My hands are sticky, sliding in sweat over the faux leather steering wheel in the stale, burnt air of my car on the highway. I turn the radio off as I pass Akron because the radio show host has a shrill and cheesy voice and too many opinions. The rattling metal cage accelerates and I press the rough pad of my foot harder into my sole, watching the dials before me spin with the self-indulgent smile of the destructive. I relish the sound of my poor little car straining under my control and the irritated faces of passengers passed. When I get to 95 I release the little foot-press and let the car rest as it slows.
            I want to stay angry. I want to curse love and God; curse life most of all. I want to hate the choices that I never thought I would have to make. I want to hate the person that I never meant to be. I want to hate the enlarged and hollow heart within that let my goodness and love leak out from its thick walls like an oil spill to poison me. Yet I can’t hate the soft flesh of my sadness. I can’t hate the truth and beauty of my broken heart, flagging like the lost, shrinking, purple balloon caught in a maple’s unfeeling arms. Like its ribbon-string I let him go.
            Thinking of him is like remembering the day that my baby bunny was eaten by an orange tabby. I was seven. 
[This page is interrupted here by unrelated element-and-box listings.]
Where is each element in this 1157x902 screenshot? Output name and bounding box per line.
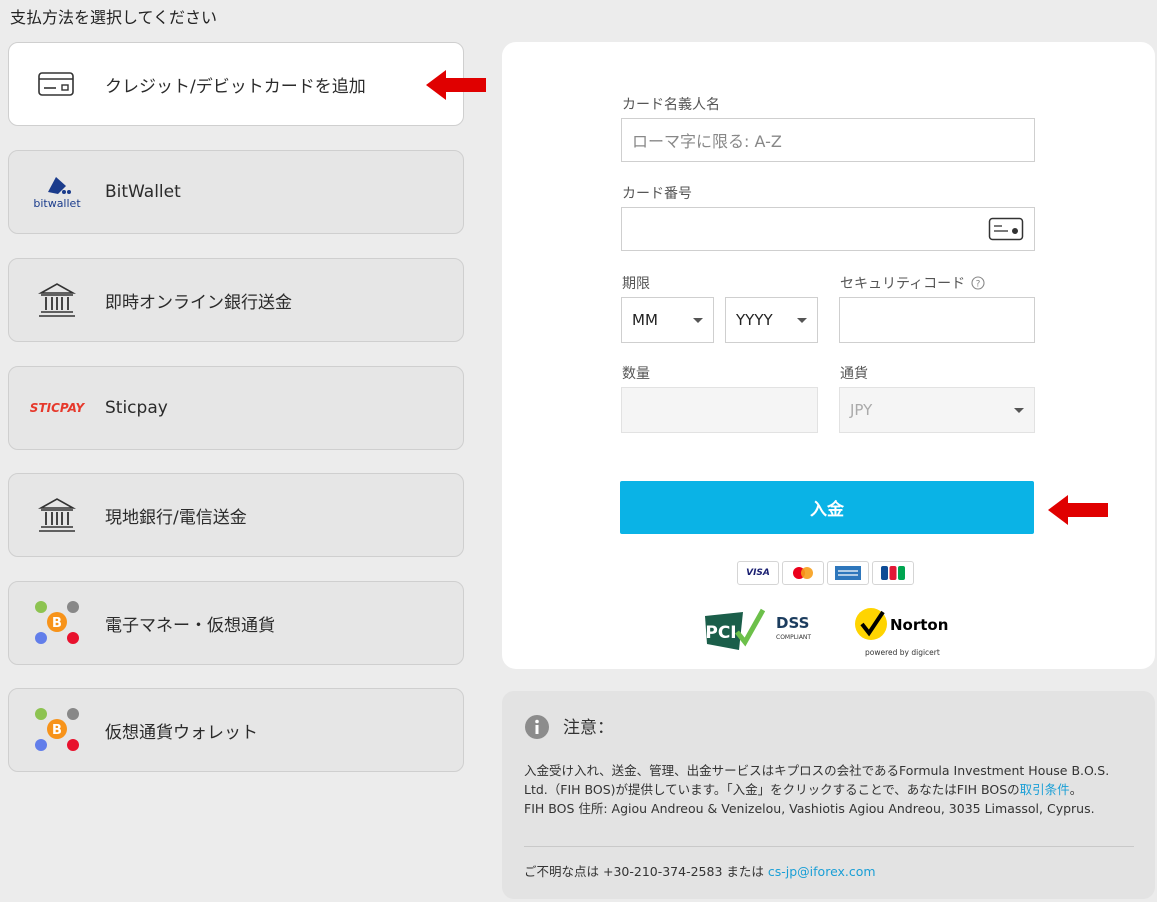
terms-link[interactable]: 取引条件: [1020, 782, 1070, 797]
method-label: Sticpay: [105, 398, 168, 418]
pci-dss-text: DSS: [776, 614, 810, 632]
method-credit-card[interactable]: クレジット/デビットカードを追加: [8, 42, 464, 126]
jcb-logo-icon: [872, 561, 914, 585]
bank-icon: [9, 474, 105, 556]
method-sticpay[interactable]: STICPAY Sticpay: [8, 366, 464, 450]
chevron-down-icon: [797, 317, 807, 323]
method-label: 電子マネー・仮想通貨: [105, 615, 275, 636]
currency-value: JPY: [850, 401, 873, 419]
cardholder-label: カード名義人名: [622, 97, 720, 113]
method-label: 即時オンライン銀行送金: [105, 292, 292, 313]
method-bitwallet[interactable]: bitwallet BitWallet: [8, 150, 464, 234]
sticpay-logo-icon: STICPAY: [9, 367, 105, 449]
method-local-bank-wire[interactable]: 現地銀行/電信送金: [8, 473, 464, 557]
card-number-input[interactable]: [621, 207, 1035, 251]
visa-logo-text: VISA: [746, 568, 770, 578]
svg-text:PCI: PCI: [705, 623, 736, 643]
crypto-coins-icon: B: [9, 689, 105, 771]
bitwallet-logo-icon: bitwallet: [9, 151, 105, 233]
page-title: 支払方法を選択してください: [10, 8, 218, 27]
method-e-money-crypto[interactable]: B 電子マネー・仮想通貨: [8, 581, 464, 665]
question-circle-icon[interactable]: ?: [971, 276, 985, 290]
currency-select[interactable]: JPY: [839, 387, 1035, 433]
method-label: 現地銀行/電信送金: [105, 507, 247, 528]
expiry-label: 期限: [622, 276, 650, 292]
method-crypto-wallet[interactable]: B 仮想通貨ウォレット: [8, 688, 464, 772]
deposit-button[interactable]: 入金: [620, 481, 1034, 534]
red-arrow-icon: [1048, 495, 1108, 525]
cardholder-input[interactable]: ローマ字に限る: A-Z: [621, 118, 1035, 162]
sticpay-logo-text: STICPAY: [29, 401, 85, 415]
chevron-down-icon: [1014, 407, 1024, 413]
contact-prefix: ご不明な点は +30-210-374-2583 または: [524, 864, 768, 879]
svg-text:?: ?: [976, 280, 981, 290]
notice-address: FIH BOS 住所: Agiou Andreou & Venizelou, V…: [524, 801, 1095, 816]
card-number-label: カード番号: [622, 186, 692, 202]
notice-panel: 注意： 入金受け入れ、送金、管理、出金サービスはキプロスの会社であるFormul…: [502, 691, 1155, 899]
bitwallet-logo-text: bitwallet: [33, 197, 81, 210]
method-online-bank[interactable]: 即時オンライン銀行送金: [8, 258, 464, 342]
norton-powered-text: powered by digicert: [865, 648, 940, 657]
security-code-input[interactable]: [839, 297, 1035, 343]
security-code-label: セキュリティコード: [840, 276, 966, 292]
amount-input[interactable]: [621, 387, 818, 433]
visa-logo-icon: VISA: [737, 561, 779, 585]
method-label: BitWallet: [105, 182, 181, 202]
crypto-coins-icon: B: [9, 582, 105, 664]
notice-contact: ご不明な点は +30-210-374-2583 または cs-jp@iforex…: [524, 861, 876, 880]
expiry-year-select[interactable]: YYYY: [725, 297, 818, 343]
amount-label: 数量: [622, 366, 650, 382]
card-number-card-icon: [988, 217, 1024, 241]
expiry-month-value: MM: [632, 311, 658, 329]
notice-divider: [524, 846, 1134, 847]
credit-card-icon: [9, 43, 105, 125]
chevron-down-icon: [693, 317, 703, 323]
notice-text: 入金受け入れ、送金、管理、出金サービスはキプロスの会社であるFormula In…: [524, 761, 1136, 818]
norton-badge: Norton powered by digicert: [853, 606, 953, 658]
contact-email-link[interactable]: cs-jp@iforex.com: [768, 864, 876, 879]
method-label: 仮想通貨ウォレット: [105, 722, 258, 743]
info-icon: [525, 715, 549, 739]
bank-icon: [9, 259, 105, 341]
norton-text: Norton: [890, 616, 949, 634]
norton-check-icon: [855, 608, 887, 640]
amex-logo-icon: [827, 561, 869, 585]
method-label: クレジット/デビットカードを追加: [105, 76, 366, 97]
currency-label: 通貨: [840, 366, 868, 382]
expiry-year-value: YYYY: [736, 311, 773, 329]
notice-line1-end: 。: [1069, 782, 1083, 797]
svg-text:B: B: [52, 723, 62, 738]
pci-compliant-text: COMPLIANT: [776, 634, 812, 641]
security-code-label-row: セキュリティコード ?: [840, 273, 985, 293]
pci-dss-badge: PCI DSS COMPLIANT: [703, 606, 819, 656]
expiry-month-select[interactable]: MM: [621, 297, 714, 343]
cardholder-placeholder: ローマ字に限る: A-Z: [632, 132, 782, 151]
pci-logo-icon: PCI: [705, 608, 765, 650]
red-arrow-icon: [426, 70, 486, 100]
svg-text:B: B: [52, 616, 62, 631]
notice-title: 注意：: [563, 718, 614, 738]
mastercard-logo-icon: [782, 561, 824, 585]
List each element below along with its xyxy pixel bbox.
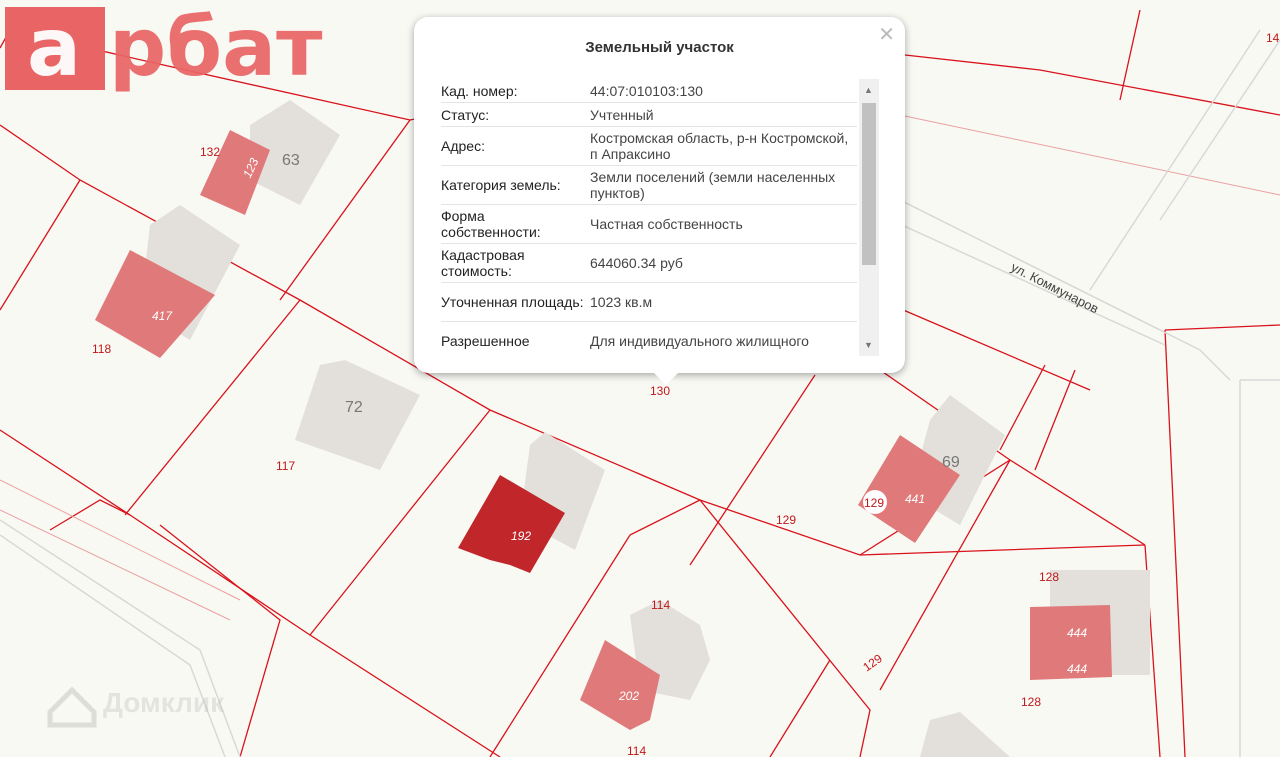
row-key: Категория земель: <box>441 177 561 193</box>
row-value: Для индивидуального жилищного <box>590 333 809 349</box>
scrollbar-thumb[interactable] <box>862 103 876 265</box>
parcel-info-table: Кад. номер: 44:07:010103:130 Статус: Учтен… <box>441 79 857 356</box>
svg-text:а: а <box>27 5 81 94</box>
svg-text:Домклик: Домклик <box>103 687 225 718</box>
parcel-label: 129 <box>860 651 885 674</box>
table-row: Статус: Учтенный <box>441 103 857 127</box>
svg-text:рбат: рбат <box>109 5 323 94</box>
table-row: Уточненная площадь: 1023 кв.м <box>441 283 857 322</box>
row-key: Адрес: <box>441 138 485 154</box>
building-label: 202 <box>618 689 639 703</box>
row-key: Статус: <box>441 106 490 123</box>
parcel-label: 128 <box>1021 695 1041 709</box>
row-value: 1023 кв.м <box>590 294 653 310</box>
row-value: 644060.34 руб <box>590 255 683 271</box>
row-value: Учтенный <box>590 106 654 123</box>
row-key: Уточненная площадь: <box>441 294 584 310</box>
row-key: Кадастровая стоимость: <box>441 247 525 279</box>
row-key: Кад. номер: <box>441 82 518 99</box>
row-value: Земли поселений (земли населенных пункто… <box>590 169 836 201</box>
parcel-label: 114 <box>627 744 646 757</box>
parcel-label: 118 <box>92 342 111 356</box>
table-row: Категория земель: Земли поселений (земли … <box>441 166 857 205</box>
parcel-label: 128 <box>1039 570 1059 584</box>
table-row: Разрешенное Для индивидуального жилищного <box>441 322 857 356</box>
domclick-watermark: Домклик <box>47 686 225 728</box>
house-logo-icon <box>47 686 97 728</box>
popup-scrollbar[interactable]: ▲ ▼ <box>859 79 879 356</box>
house-number: 63 <box>282 152 300 169</box>
popup-title: Земельный участок <box>585 39 734 56</box>
building-label: 192 <box>511 529 531 543</box>
parcel-label: 114 <box>651 598 670 612</box>
table-row: Кадастровая стоимость: 644060.34 руб <box>441 244 857 283</box>
row-value: 44:07:010103:130 <box>590 82 703 99</box>
building-label: 444 <box>1067 626 1087 640</box>
row-key: Форма собственности: <box>441 208 541 240</box>
scroll-up-arrow-icon[interactable]: ▲ <box>864 85 873 95</box>
table-row: Кад. номер: 44:07:010103:130 <box>441 79 857 103</box>
parcel-label: 132 <box>200 145 220 159</box>
building-label: 417 <box>152 309 173 323</box>
house-number: 69 <box>942 454 960 471</box>
row-value: Частная собственность <box>590 216 743 232</box>
house-number: 72 <box>345 399 363 416</box>
parcel-label: 14 <box>1266 31 1280 45</box>
table-row: Адрес: Костромская область, р-н Костромск… <box>441 127 857 166</box>
table-row: Форма собственности: Частная собственност… <box>441 205 857 244</box>
row-key: Разрешенное <box>441 333 530 349</box>
parcel-label: 117 <box>276 459 295 473</box>
parcel-label: 130 <box>650 384 670 398</box>
parcel-info-popup: ✕ Земельный участок Кад. номер: 44:07:010… <box>414 17 905 385</box>
row-value: Костромская область, р-н Костромской, п … <box>590 130 849 162</box>
scroll-down-arrow-icon[interactable]: ▼ <box>864 340 873 350</box>
street-label: ул. Коммунаров <box>1009 259 1102 316</box>
parcel-label: 129 <box>864 496 884 510</box>
arbat-logo: а рбат <box>5 5 323 94</box>
building-label: 444 <box>1067 662 1087 676</box>
building-label: 441 <box>905 492 925 506</box>
parcel-label: 129 <box>776 513 796 527</box>
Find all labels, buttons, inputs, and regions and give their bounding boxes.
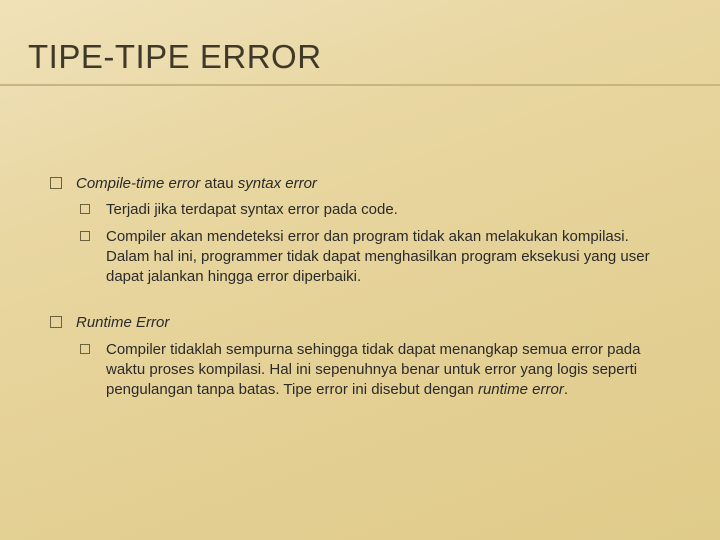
heading-part-italic: Compile-time error [76,175,200,192]
slide-title: TIPE-TIPE ERROR [28,38,720,76]
section-heading: Runtime Error [76,313,674,333]
bullet-list-level1: Compile-time error atau syntax error Ter… [46,174,674,400]
list-item: Runtime Error Compiler tidaklah sempurna… [46,313,674,400]
bullet-list-level2: Terjadi jika terdapat syntax error pada … [76,200,674,287]
bullet-text-post: . [564,381,568,398]
heading-part-plain: atau [200,175,238,192]
list-item: Compiler tidaklah sempurna sehingga tida… [76,340,674,401]
list-item: Compile-time error atau syntax error Ter… [46,174,674,287]
section-heading: Compile-time error atau syntax error [76,174,674,194]
list-item: Compiler akan mendeteksi error dan progr… [76,227,674,288]
heading-part-italic: Runtime Error [76,314,169,331]
list-item: Terjadi jika terdapat syntax error pada … [76,200,674,220]
bullet-text-italic: runtime error [478,381,564,398]
title-area: TIPE-TIPE ERROR [0,0,720,82]
slide-body: Compile-time error atau syntax error Ter… [0,86,720,400]
bullet-text: Compiler akan mendeteksi error dan progr… [106,228,650,286]
slide: TIPE-TIPE ERROR Compile-time error atau … [0,0,720,540]
bullet-text: Terjadi jika terdapat syntax error pada … [106,201,398,218]
heading-part-italic: syntax error [238,175,317,192]
bullet-list-level2: Compiler tidaklah sempurna sehingga tida… [76,340,674,401]
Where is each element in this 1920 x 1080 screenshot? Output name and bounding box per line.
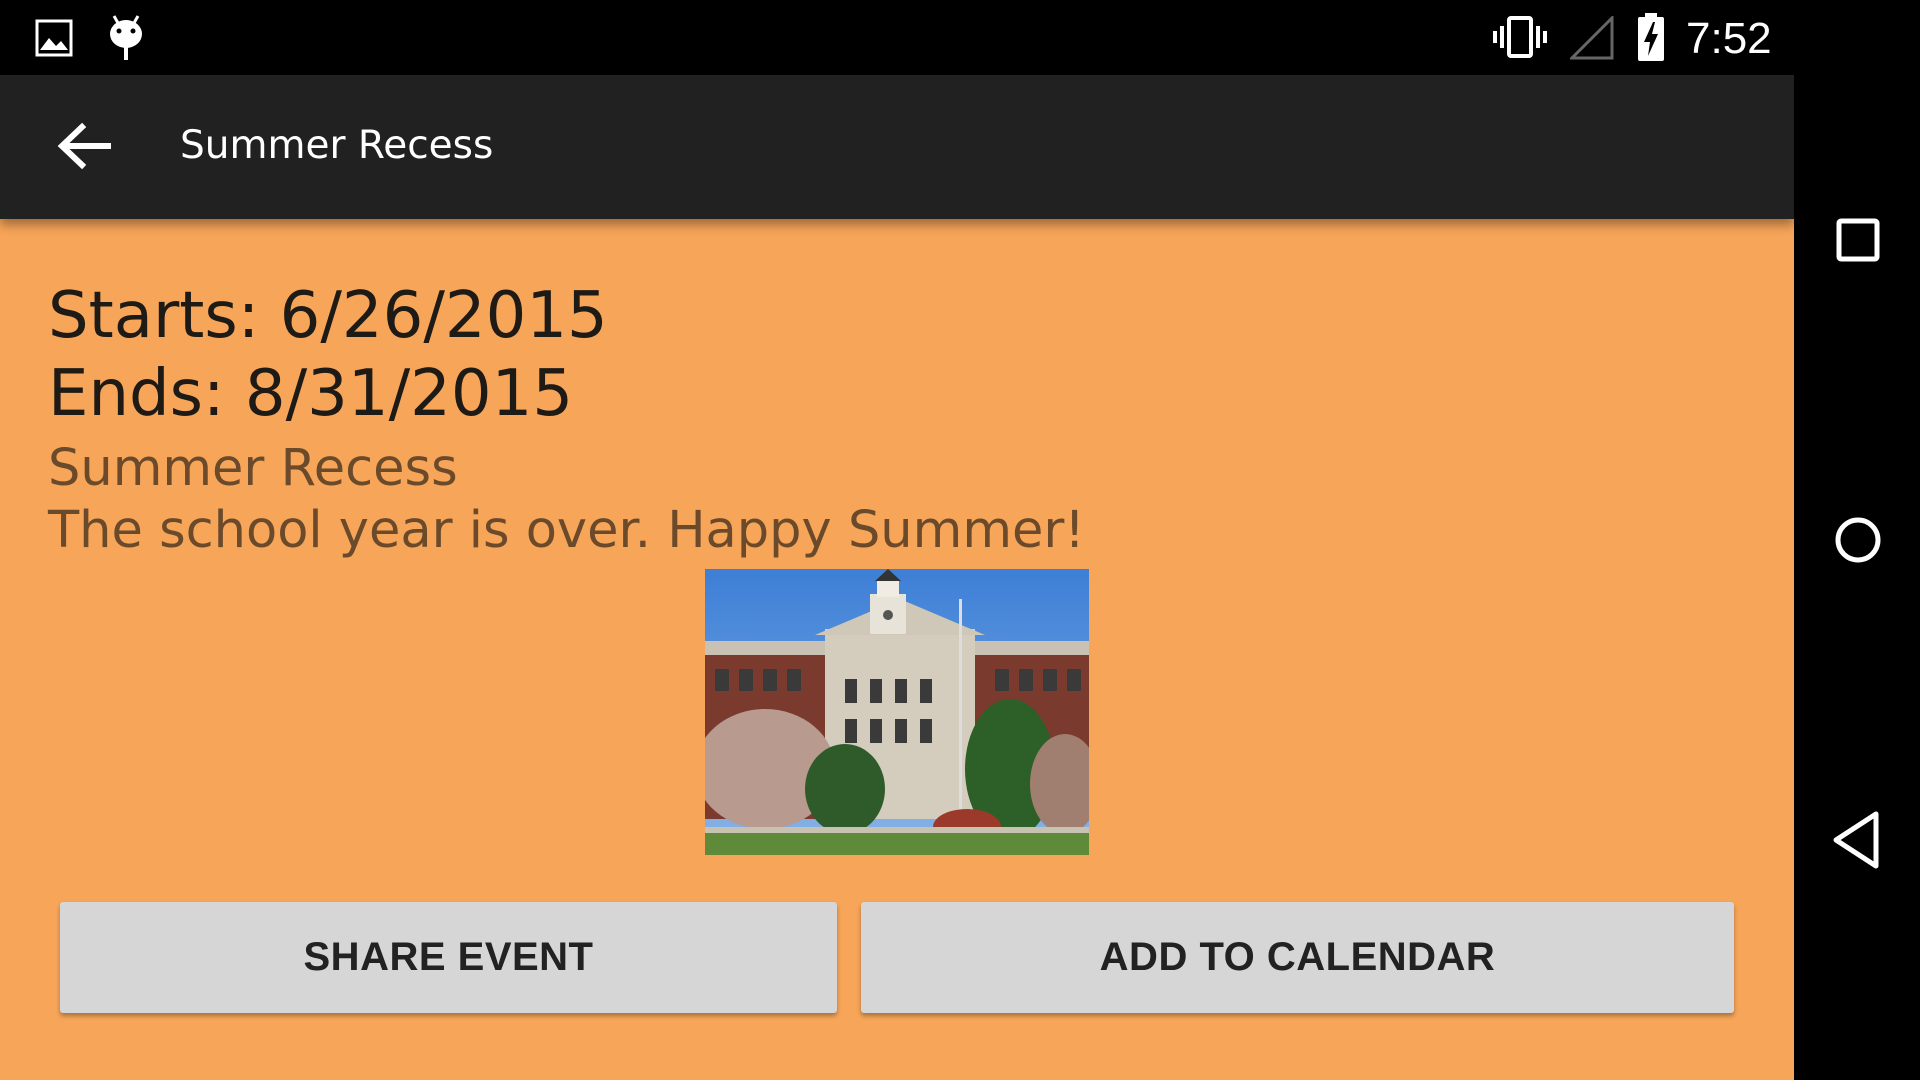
home-icon[interactable] bbox=[1820, 502, 1896, 578]
add-to-calendar-button[interactable]: ADD TO CALENDAR bbox=[861, 902, 1734, 1013]
back-icon[interactable] bbox=[1820, 802, 1896, 878]
vibrate-icon bbox=[1493, 16, 1547, 58]
recents-icon[interactable] bbox=[1820, 202, 1896, 278]
page-title: Summer Recess bbox=[180, 123, 494, 168]
arrow-back-icon bbox=[57, 122, 111, 170]
android-debug-icon bbox=[110, 15, 142, 60]
event-title: Summer Recess bbox=[48, 439, 458, 498]
status-clock: 7:52 bbox=[1686, 14, 1772, 63]
event-photo bbox=[705, 569, 1089, 855]
back-button[interactable] bbox=[44, 107, 124, 187]
status-bar: 7:52 bbox=[0, 0, 1794, 75]
app-bar: Summer Recess bbox=[0, 75, 1794, 219]
event-description: The school year is over. Happy Summer! bbox=[48, 501, 1085, 560]
signal-icon bbox=[1570, 16, 1614, 60]
event-detail: Starts: 6/26/2015 Ends: 8/31/2015 Summer… bbox=[0, 219, 1794, 1080]
event-start-date: Starts: 6/26/2015 bbox=[48, 279, 608, 353]
share-event-button[interactable]: SHARE EVENT bbox=[60, 902, 837, 1013]
gallery-icon bbox=[35, 19, 73, 57]
event-end-date: Ends: 8/31/2015 bbox=[48, 357, 574, 431]
battery-charging-icon bbox=[1638, 13, 1664, 61]
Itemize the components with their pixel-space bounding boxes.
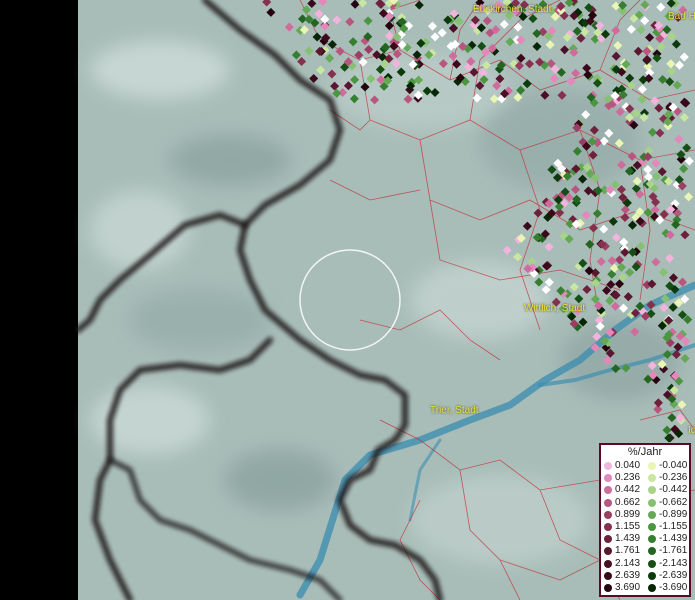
legend-swatch xyxy=(648,571,656,580)
legend-swatch xyxy=(648,523,656,532)
legend-negative-row: -2.639 xyxy=(646,570,690,582)
legend-positive-row: 0.236 xyxy=(602,472,646,484)
legend-positive-row: 3.690 xyxy=(602,582,646,594)
legend-label: -0.899 xyxy=(659,508,688,520)
legend-swatch xyxy=(604,559,612,568)
legend-swatch xyxy=(648,547,656,556)
legend-swatch xyxy=(648,510,656,519)
legend-label: -0.040 xyxy=(659,460,688,471)
legend-swatch xyxy=(604,510,612,519)
legend-swatch xyxy=(648,583,656,592)
legend-swatch xyxy=(604,583,612,592)
legend-swatch xyxy=(604,474,612,483)
legend-label: -0.442 xyxy=(659,484,688,496)
legend-swatch xyxy=(604,498,612,507)
place-label-euskirchen: Euskirchen, Stadt xyxy=(473,4,552,15)
legend-label: 1.761 xyxy=(615,545,641,557)
legend-negative-row: -0.442 xyxy=(646,484,690,496)
legend-label: -1.155 xyxy=(659,520,688,532)
legend-positive-row: 1.155 xyxy=(602,521,646,533)
legend-title: %/Jahr xyxy=(627,446,663,458)
legend-positive-row: 2.143 xyxy=(602,558,646,570)
legend-label: 0.442 xyxy=(615,484,641,496)
legend-negative-row: -0.236 xyxy=(646,472,690,484)
legend-label: 0.040 xyxy=(615,460,641,471)
legend-label: -2.639 xyxy=(659,569,688,581)
legend-negative-row: -1.155 xyxy=(646,521,690,533)
legend-swatch xyxy=(604,547,612,556)
legend-label: 2.143 xyxy=(615,557,641,569)
legend-label: 2.639 xyxy=(615,569,641,581)
legend-positive-row: 1.761 xyxy=(602,545,646,557)
legend-swatch xyxy=(604,535,612,544)
legend-swatch xyxy=(648,498,656,507)
legend-positive-row: 0.040 xyxy=(602,460,646,472)
legend-positive-row: 1.439 xyxy=(602,533,646,545)
legend-negative-row: -2.143 xyxy=(646,558,690,570)
legend-negative-row: -0.899 xyxy=(646,509,690,521)
legend-label: -2.143 xyxy=(659,557,688,569)
legend-negative-row: -3.690 xyxy=(646,582,690,594)
legend-label: -0.236 xyxy=(659,472,688,484)
legend-swatch xyxy=(604,523,612,532)
legend-positive-row: 2.639 xyxy=(602,570,646,582)
place-label-bad-h: Bad H xyxy=(668,11,695,22)
legend-negative-row: -0.040 xyxy=(646,460,690,472)
legend-label: 0.236 xyxy=(615,472,641,484)
legend-swatch xyxy=(604,571,612,580)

            The little broken bones lying bloody and still were reflected in a full length mirror. Every step closer dropped another heavy rock in my belly, and as the warm fur of the cat pressed into my leg with affection, the hot ropes inside me wrote the rabbit’s name in a cramping cursive. I cried for hours, but my tear-stained face smiled wide and sang with a dimpled falseness onstage that night. I cried again at curtain.
            I carry on driving through the thick traffic and wonder why there are so many people in the world and why everyone seems so weary but never wants to talk about it. When I talked to him about my weariness his gentle green eyes were crystal serving bowls of flooded peas. The ocean flowed from us in a car hot like this, on a day like this; in the same year, same month, same breath as I take now. The salt blended on our faces as I let him kiss me one last time.
I run my fingers over my paper chapped lips as I grip the steering wheel tighter and blink my swelling eyes. I light a cigarette and pull the explosive poison in waves that fill me with the blackness that I want so badly to become, as if hate would cover my sadness or bend my guilt. I think of him. I think of the bunny. I think of the play and the false ease of being someone else for a while, before warm lights and darkened faces and realize that I’ve grown. I sigh, sliding my sweaty fingers through my greasy hair and refocus on the road and the rocks clicking in my belly. I am sad. I am angry. I am honest.